The New York Post
NEW YORK — In a mushrooming scandal, another FDNY emergency responder has been suspended by the department for tasteless activity on social-media Web sites, officials revealed yesterday.
Spurred by the latest in a series of Post exposés on EMT misbehavior, Anthony Palmigiano was suspended without pay pending an investigation into his online activity, according to FDNY spokesman Frank Gribbon.
A man identifying himself as Palmigiano posted to Facebook a graphic image of a patient with a gaping neck wound, along with a caption reading, “Table saw injury.”
Palmigiano claimed Saturday that his account had been hacked.
He is the second EMT to be suspended by the department since The Post exposed several emergency responders who splashed patient images on the Internet. Brooklyn EMT Mike Vale was also suspended for 30 days after he allegedly posted images of patients who were in his ambulance.
The discipline comes one week following the suspension of EMT Timothy Dluhos after The Post revealed his sexist and racist tweets.
And a week before that, FDNY Commissioner Sal Cassano’s EMT son, Joseph, lost his job when The Post exposed his racist tweets.
An obese Brooklyn woman mocked by Dluhos in one of his posts said she feels betrayed.
“It was very upsetting,” said Teena Gamzon, 65, a picture of whom Dluhos uploaded — with the words “Wide Load” Photoshopped on the back of her wheelchair.
The bedridden mom said she was stunned to see an image of the cruel tweet on the front page of yesterday’s Post.
“It was horrible,” she said. “I’m even embarrassed in front of my granddaughter. She’s 10 years old. She has to see her grandmother humiliated like that.”
The picture, taken from the back, was likely taken two years ago while she convalesced at a Staten Island rehab center, she said.
Gamzon suffers from acute diabetes and severe ulceration of the legs, in addition to her weight problem, and is a virtual prisoner in her own home.
She has been marooned in her bedroom for the past four years and relies on EMT workers like Dluhos to transport her for critical hospital visits
Gamzon’s family said their lives are already difficult enough without having to deal with abuse from the first responders they rely on.
Posted under the hashtag #fatladytweets, Dluhos’ post suggests that Gamzon’s husband was responsible for the nasty language.
“Look what my husband did to my wheels couch!!!!!” the tweet states. “That Bastard!”
In reality, Gamzon’s devoted husband, Lester, has dedicated his life to caring for his wife of nearly 50 years.
“This is the worst thing this guy could have done to my mother,” said Gamzon’s seething daughter, Lisa Khalifa. “My mom has suffered a lot. She was always very self-conscious about her weight. For him to send this picture out with that message is just disgusting.”

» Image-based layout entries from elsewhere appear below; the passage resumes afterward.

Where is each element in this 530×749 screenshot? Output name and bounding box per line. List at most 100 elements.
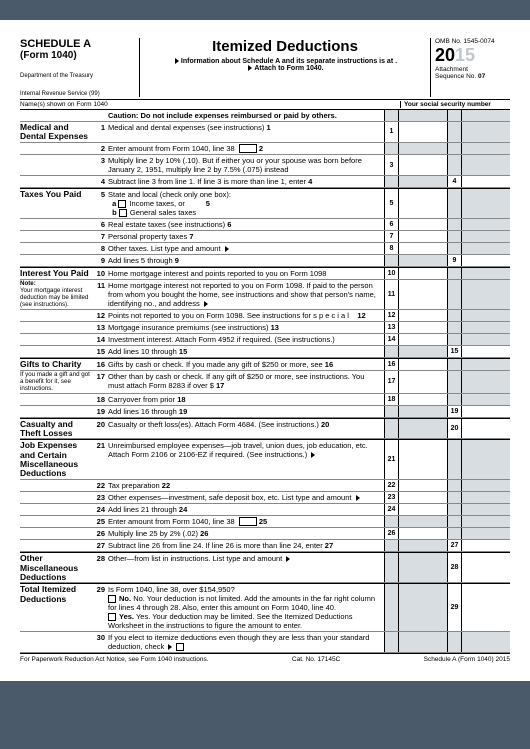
line12-text: Points not reported to you on Form 1098.… — [108, 311, 382, 320]
row-5: Taxes You Paid 5State and local (check o… — [20, 188, 510, 219]
attachment: Attachment — [435, 66, 510, 73]
header-center: Itemized Deductions Information about Sc… — [140, 38, 430, 97]
row-9: 9Add lines 5 through 99 — [20, 255, 510, 267]
amt-15r[interactable] — [462, 346, 510, 357]
omb: OMB No. 1545-0074 — [435, 38, 510, 45]
section-interest: Interest You Paid — [20, 268, 92, 279]
ln-16: 16 — [94, 360, 108, 369]
amt-26[interactable] — [399, 528, 447, 539]
form-page: SCHEDULE A (Form 1040) Department of the… — [0, 20, 530, 681]
triangle-icon — [248, 65, 252, 71]
line16-text: Gifts by cash or check. If you made any … — [108, 360, 382, 369]
row-29: Total Itemized Deductions29Is Form 1040,… — [20, 583, 510, 632]
amt-20r[interactable] — [462, 419, 510, 439]
amt-14[interactable] — [399, 334, 447, 345]
row-21: Job Expenses and Certain Miscellaneous D… — [20, 439, 510, 479]
amt-24[interactable] — [399, 504, 447, 515]
amt-23[interactable] — [399, 492, 447, 503]
ln-28: 28 — [94, 554, 108, 563]
box-11: 11 — [384, 280, 399, 309]
row-6: 6Real estate taxes (see instructions) 66 — [20, 219, 510, 231]
row-1: Medical and Dental Expenses 1Medical and… — [20, 122, 510, 143]
line23-text: Other expenses—investment, safe deposit … — [108, 493, 382, 502]
line24-text: Add lines 21 through 24 — [108, 505, 382, 514]
line14-text: Investment interest. Attach Form 4952 if… — [108, 335, 382, 344]
box-17: 17 — [384, 371, 399, 392]
ln-13: 13 — [94, 323, 108, 332]
ln-22: 22 — [94, 481, 108, 490]
amt-1[interactable] — [399, 122, 447, 142]
amt-27r[interactable] — [462, 540, 510, 551]
line25-text: Enter amount from Form 1040, line 38 25 — [108, 517, 382, 527]
ln-30: 30 — [94, 633, 108, 642]
amt-11[interactable] — [399, 280, 447, 309]
box-13: 13 — [384, 322, 399, 333]
amt-19r[interactable] — [462, 406, 510, 417]
line2-text: Enter amount from Form 1040, line 38 2 — [108, 144, 382, 154]
checkbox-29no[interactable] — [108, 595, 116, 603]
triangle-icon — [225, 246, 229, 252]
amt-7[interactable] — [399, 231, 447, 242]
section-total: Total Itemized Deductions — [20, 584, 92, 631]
inline-box-25[interactable] — [239, 517, 257, 526]
ln-18: 18 — [94, 395, 108, 404]
ln-20: 20 — [94, 420, 108, 429]
amt-28r[interactable] — [462, 553, 510, 582]
name-line: Name(s) shown on Form 1040 Your social s… — [20, 100, 510, 110]
section-gifts: Gifts to Charity — [20, 359, 92, 370]
amt-5[interactable] — [399, 189, 447, 218]
line3-text: Multiply line 2 by 10% (.10). But if eit… — [108, 156, 382, 174]
amt-22[interactable] — [399, 480, 447, 491]
line9-text: Add lines 5 through 9 — [108, 256, 382, 265]
ln-19: 19 — [94, 407, 108, 416]
checkbox-5a[interactable] — [118, 200, 126, 208]
triangle-icon — [311, 452, 315, 458]
amt-6[interactable] — [399, 219, 447, 230]
ln-8: 8 — [94, 244, 108, 253]
row-4: 4Subtract line 3 from line 1. If line 3 … — [20, 176, 510, 188]
line28-text: Other—from list in instructions. List ty… — [108, 554, 382, 563]
row-22: 22Tax preparation 2222 — [20, 480, 510, 492]
amt-12[interactable] — [399, 310, 447, 321]
seq-no: 07 — [478, 73, 485, 80]
checkbox-5b[interactable] — [119, 209, 127, 217]
amt-29r[interactable] — [462, 584, 510, 631]
amt-21[interactable] — [399, 440, 447, 478]
caution: Caution: Do not include expenses reimbur… — [108, 111, 337, 120]
line15-text: Add lines 10 through 15 — [108, 347, 382, 356]
ln-11: 11 — [94, 281, 108, 290]
section-other: Other Miscellaneous Deductions — [20, 553, 92, 582]
amt-16[interactable] — [399, 359, 447, 370]
amt-8[interactable] — [399, 243, 447, 254]
row-18: 18Carryover from prior 1818 — [20, 394, 510, 406]
checkbox-30[interactable] — [176, 643, 184, 651]
inline-box-2[interactable] — [239, 144, 257, 153]
ln-29: 29 — [94, 585, 108, 594]
ln-4: 4 — [94, 177, 108, 186]
row-16: Gifts to Charity16Gifts by cash or check… — [20, 358, 510, 371]
ln-9: 9 — [94, 256, 108, 265]
attach-text: Attach to Form 1040. — [254, 65, 323, 72]
box-10: 10 — [384, 268, 399, 279]
irs-label: Internal Revenue Service (99) — [20, 91, 135, 97]
row-caution: Caution: Do not include expenses reimbur… — [20, 110, 510, 122]
amt-3[interactable] — [399, 155, 447, 175]
info-text: Information about Schedule A and its sep… — [181, 58, 397, 65]
amt-13[interactable] — [399, 322, 447, 333]
line10-text: Home mortgage interest and points report… — [108, 269, 382, 278]
names-label: Name(s) shown on Form 1040 — [20, 101, 400, 108]
dept-label: Department of the Treasury — [20, 73, 135, 79]
row-14: 14Investment interest. Attach Form 4952 … — [20, 334, 510, 346]
amt-18[interactable] — [399, 394, 447, 405]
amt-9r[interactable] — [462, 255, 510, 266]
amt-17[interactable] — [399, 371, 447, 392]
ln-6: 6 — [94, 220, 108, 229]
checkbox-29yes[interactable] — [108, 613, 116, 621]
row-12: 12Points not reported to you on Form 109… — [20, 310, 510, 322]
ln-24: 24 — [94, 505, 108, 514]
section-medical: Medical and Dental Expenses — [20, 122, 92, 142]
row-17: If you made a gift and got a benefit for… — [20, 371, 510, 393]
attach-line: Attach to Form 1040. — [146, 65, 424, 72]
amt-4r[interactable] — [462, 176, 510, 187]
amt-10[interactable] — [399, 268, 447, 279]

Gamzon called the tweet the work of a depraved mind. ‘He’s definitely a sicko,” she fumed. “How could anyone who does this not be sick? Would they do this to someone who has cancer?”
Both the NYPD and FDNY are reviewing their social-media policies and have asked members to clean up their personal pages.
“I saw him crying on the front page of The Post,” Khalifa said of Dluhos. “I hope he cries all the way to the employment line for treating my mom like this. She doesn’t deserve it.”